Gov. Jay Inslee (D-WA) announced his presidential candidacy today, hoping to seize a key moment in the climate change debate.
Inslee, 68, a former Seattle congressman, has a long history of campaigning on climate issues and has been a vocal critic of President Trump since he entered the Oval Office in 2017.
In an interview with Rolling Stone Magazine last year, Inslee insisted that the Democratic Party should make climate change a priority during the 2020 race.
WATCH Inslee’s announcement video here:
“We went to the moon and created technologies that have changed the world—our country’s next mission must be to rise up to the most urgent challenge of our time: defeating climate change,” Inslee said in the video.
“This is our moment, our climate, our mission. Together, we can defeat climate change. That’s why I’m running for president,” he added.
Projections on the effects of climate change are increasingly dire, and Inslee argues that combating it should take precedence over all else — though he rejects the premise that it can be neatly separated from other issues to begin with.
Extreme weather has exacerbated refugee crises and fueled immigration, for instance. Heat waves and poor air quality affect health.
Inslee has praised the Green New Deal — a sweeping proposal by some Democrats in Congress that, among many other environmental and economic goals, calls for a fully renewable energy supply within 10 years — for elevating public discussion of climate change and acknowledging the scale of the action needed.
But he has also described it as more of an “aspirational” outline of principles than a policy document.

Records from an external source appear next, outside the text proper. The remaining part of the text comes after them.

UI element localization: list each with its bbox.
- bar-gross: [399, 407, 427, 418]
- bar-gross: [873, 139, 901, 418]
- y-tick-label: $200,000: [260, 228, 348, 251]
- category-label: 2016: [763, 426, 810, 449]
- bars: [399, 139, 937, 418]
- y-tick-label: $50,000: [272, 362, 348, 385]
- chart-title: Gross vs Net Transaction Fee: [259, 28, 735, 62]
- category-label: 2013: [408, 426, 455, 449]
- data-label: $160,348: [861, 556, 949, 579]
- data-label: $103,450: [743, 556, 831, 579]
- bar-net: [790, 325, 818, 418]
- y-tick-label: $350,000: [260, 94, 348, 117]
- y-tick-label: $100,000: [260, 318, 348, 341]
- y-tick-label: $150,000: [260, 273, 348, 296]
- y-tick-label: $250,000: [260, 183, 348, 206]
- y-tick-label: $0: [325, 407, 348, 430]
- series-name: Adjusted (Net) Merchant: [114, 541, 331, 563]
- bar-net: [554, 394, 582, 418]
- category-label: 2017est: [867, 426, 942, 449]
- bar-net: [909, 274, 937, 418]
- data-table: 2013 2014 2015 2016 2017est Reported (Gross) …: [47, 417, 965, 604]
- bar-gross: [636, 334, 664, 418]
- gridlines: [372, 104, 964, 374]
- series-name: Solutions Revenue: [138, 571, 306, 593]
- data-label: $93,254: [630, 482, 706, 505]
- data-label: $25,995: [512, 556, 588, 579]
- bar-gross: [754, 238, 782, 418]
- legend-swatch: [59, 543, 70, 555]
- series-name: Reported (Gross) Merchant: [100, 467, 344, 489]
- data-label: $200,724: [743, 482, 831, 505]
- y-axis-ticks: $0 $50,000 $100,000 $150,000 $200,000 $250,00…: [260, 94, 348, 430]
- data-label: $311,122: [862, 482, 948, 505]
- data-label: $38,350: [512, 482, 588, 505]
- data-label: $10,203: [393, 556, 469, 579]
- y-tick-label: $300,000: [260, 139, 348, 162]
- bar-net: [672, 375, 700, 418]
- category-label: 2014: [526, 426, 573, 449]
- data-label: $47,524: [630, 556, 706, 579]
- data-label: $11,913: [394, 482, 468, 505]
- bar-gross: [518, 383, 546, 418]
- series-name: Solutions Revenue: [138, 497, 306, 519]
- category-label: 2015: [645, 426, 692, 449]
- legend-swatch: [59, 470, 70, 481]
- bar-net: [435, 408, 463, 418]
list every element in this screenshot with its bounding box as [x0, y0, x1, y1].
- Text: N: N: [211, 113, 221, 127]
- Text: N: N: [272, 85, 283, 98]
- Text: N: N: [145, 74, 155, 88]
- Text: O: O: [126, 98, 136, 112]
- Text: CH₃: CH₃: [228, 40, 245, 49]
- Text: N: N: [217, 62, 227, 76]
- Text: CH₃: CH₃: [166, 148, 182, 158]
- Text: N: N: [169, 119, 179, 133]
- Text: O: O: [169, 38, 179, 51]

His environmental policy record in his home state is long.
In 2015, he ordered Washington’s Department of Ecology to impose a cap on carbon emissions.
He created a fund for clean energy, and the state now has extensive solar energy infrastructure and electric buses.
While economic damage is a concern for opponents of limiting fossil fuels, Washington had the highest G.D.P. growth in the nation in 2018, according to the federal Bureau of Economic Analysis.
Inslee also tried unsuccessfully last year to get the Washington Legislature to vote on a carbon tax, which would have been the first in the nation; voters rejected the proposal in November.
He then proposed a different series of actions, including running the state’s electric utilities fully on renewable power by 2045, requiring buildings to be more energy efficient, promoting electric vehicles and cutting down on hydrofluorocarbons, which are used in air-conditioners.
Hydrofluorocarbon emissions have been growing faster than any other form of greenhouse gas emissions.
Inslee enters a dense Democratic primary field that already includes Sen. Bernie Sanders, Sen. Cory Booker, Sec. Julian Castro, Sen. Elizabeth Warren, Sen. Amy Klobuchar, and Sen. Kamala Harris.